Raddoppio ferroviario Ogliastrillo-Castelbuono, la talpa Margherita “buca” la prima galleria Cefalù

Redazione

Cronaca - Trasporti

Raddoppio ferroviario Ogliastrillo-Castelbuono, la talpa Margherita “buca” la prima galleria Cefalù
Adesso la TBM verrà smontata per procedere alla ricollocazione e rimontaggio per avviare lo scavo della seconda canna della Galleria

30 Gennaio 2026 - 13:22

Abbattuto stamattina l’ultimo diaframma della canna dispari della Galleria Cefalù, parte fondamentale del progetto di raddoppio ferroviario Cefalù/Ogliastrillo-Castelbuono, sulla Palermo-Messina realizzato da Rete Ferroviaria Italiana, con la direzione lavori di Italferr, entrambe società del Gruppo FS. La Galleria Cefalù, la più estesa delle tre previste nell’ambito del raddoppio del tratto ferroviario Cefalù/Ogliastrillo – Castelbuono, sulla linea Palermo – Messina, è stata scavata dalla TBM (Tunnel Boring Machine) Margherita. Dopo aver realizzato lo scavo di 6.680 metri e il rivestimento del tunnel, adesso la TBM verrà smontata per procedere alla ricollocazione e rimontaggio per avviare lo scavo della seconda canna della Galleria Cefalù. Sono inoltre in corso le attività di realizzazione della paratia in micropali e tiranti a servizio delle opere di imbocco.

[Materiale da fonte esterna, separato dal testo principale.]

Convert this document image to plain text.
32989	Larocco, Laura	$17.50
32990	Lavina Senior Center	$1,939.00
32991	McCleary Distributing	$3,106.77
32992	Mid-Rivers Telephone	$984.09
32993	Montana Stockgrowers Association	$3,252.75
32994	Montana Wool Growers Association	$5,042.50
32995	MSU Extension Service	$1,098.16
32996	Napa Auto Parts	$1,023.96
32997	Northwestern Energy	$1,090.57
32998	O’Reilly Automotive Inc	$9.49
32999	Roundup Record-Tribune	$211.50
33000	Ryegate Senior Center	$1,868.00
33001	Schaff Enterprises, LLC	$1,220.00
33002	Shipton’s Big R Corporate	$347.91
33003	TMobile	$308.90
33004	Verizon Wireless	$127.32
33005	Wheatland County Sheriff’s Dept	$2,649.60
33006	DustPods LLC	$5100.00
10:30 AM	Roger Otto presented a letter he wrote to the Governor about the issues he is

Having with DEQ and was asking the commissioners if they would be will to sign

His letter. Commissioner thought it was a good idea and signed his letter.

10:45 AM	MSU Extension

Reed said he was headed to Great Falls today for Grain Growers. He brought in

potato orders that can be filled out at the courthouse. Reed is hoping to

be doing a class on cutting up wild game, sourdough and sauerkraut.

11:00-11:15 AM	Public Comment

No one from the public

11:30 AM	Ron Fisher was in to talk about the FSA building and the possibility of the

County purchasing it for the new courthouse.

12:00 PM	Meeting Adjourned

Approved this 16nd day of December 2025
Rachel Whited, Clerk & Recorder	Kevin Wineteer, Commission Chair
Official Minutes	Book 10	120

Il progetto, appaltato da RFI a un raggruppamento di imprese capitanato da Toto Costruzioni Generali, ha un valore di oltre 402 milioni di euro finanziati anche con fondi PNRR ed è inserita in Cantieri Parlanti, progetto realizzato da Gruppo FS e RFI e Italferr in collaborazione con il MIT, per raccontare in maniera trasparente le attività e i benefici delle nuove infrastrutture attraverso iniziative pubbliche e una pagina web dedicata alle opere strategiche. Il nuovo tracciato, con una lunghezza complessiva di 12,3 chilometri, a doppio binario e quasi interamente in sotterraneo, si snoda completamente in variante rispetto all’attuale sede ferroviaria. Il completamento del raddoppio della tratta Cefalù/Ogliastrillo – Castelbuono, proseguimento del raddoppio già in esercizio fra Fiumetorto e Cefalù Ogliastrillo, consentirà di ottenere un notevole incremento della potenzialità del servizio di trasporto ferroviario afferente al nodo di Palermo oltre che il potenziamento del collegamento diretto del polo turistico di Cefalù con l’aeroporto di Punta Raisi. L’ARTICOLO CONTINUA DOPO IL VIDEO

Il lotto, che include lavori in galleria per oltre di 17 chilometri complessivi, prevede, oltre alla costruzione della galleria Cefalù a doppia canna e a singolo binario mediante scavo meccanizzato, anche la costruzione, con la tecnica di scavo tradizionale, della Galleria Sant’Ambrogio a singola canna a doppio binario, (completamente scavata e rivestita, è in corso la realizzazione delle opere di finitura e il completamento della Galleria Artificiale lato Palermo); della Galleria Malpertugio, anch’essa scavata mentre è in corso di realizzazione il rivestimento definitivo. Prevista inoltre la realizzazione della nuova fermata di Cefalù interamente in sotterraneo oltre che la Stazione di Castelbuono, di tre viadotti ferroviari, la soppressione di sei Passaggi a Livello, nonché la messa in sicurezza della porzione di territorio in cui si inserisce l’opera attraverso la sistemazione idraulica dei torrenti.

“Oggi – ha dichiarato il sindaco di Cefalù Daniele Tumminello – si segna una tappa importante di un progetto che interessa l’intero territorio. Si tratta di un’opera complessa, che ha avuto anche dei momenti di criticità ma che rappresenta una grande scommessa su cui si misura la credibilità del nostro Paese e dunque ci auguriamo che i lavori già programmati possano andare spediti per una mobilità più veloce e sicura. La fine di queste opere, tra l’altro, segneranno anche l’apertura a nuove aree di sviluppo territoriale. Vorrei ringraziare gli operai che permettono a queste infrastrutture di esistere e rispetto a ciò non posso non ricordare la figura di Nino Tamburo, un operaio che ha perso la vita nel cantiere. Vorrei, e qui lancio la proposta alle autorità competenti, che questa galleria possa essere intitolata proprio a lui alla fine delle opere”.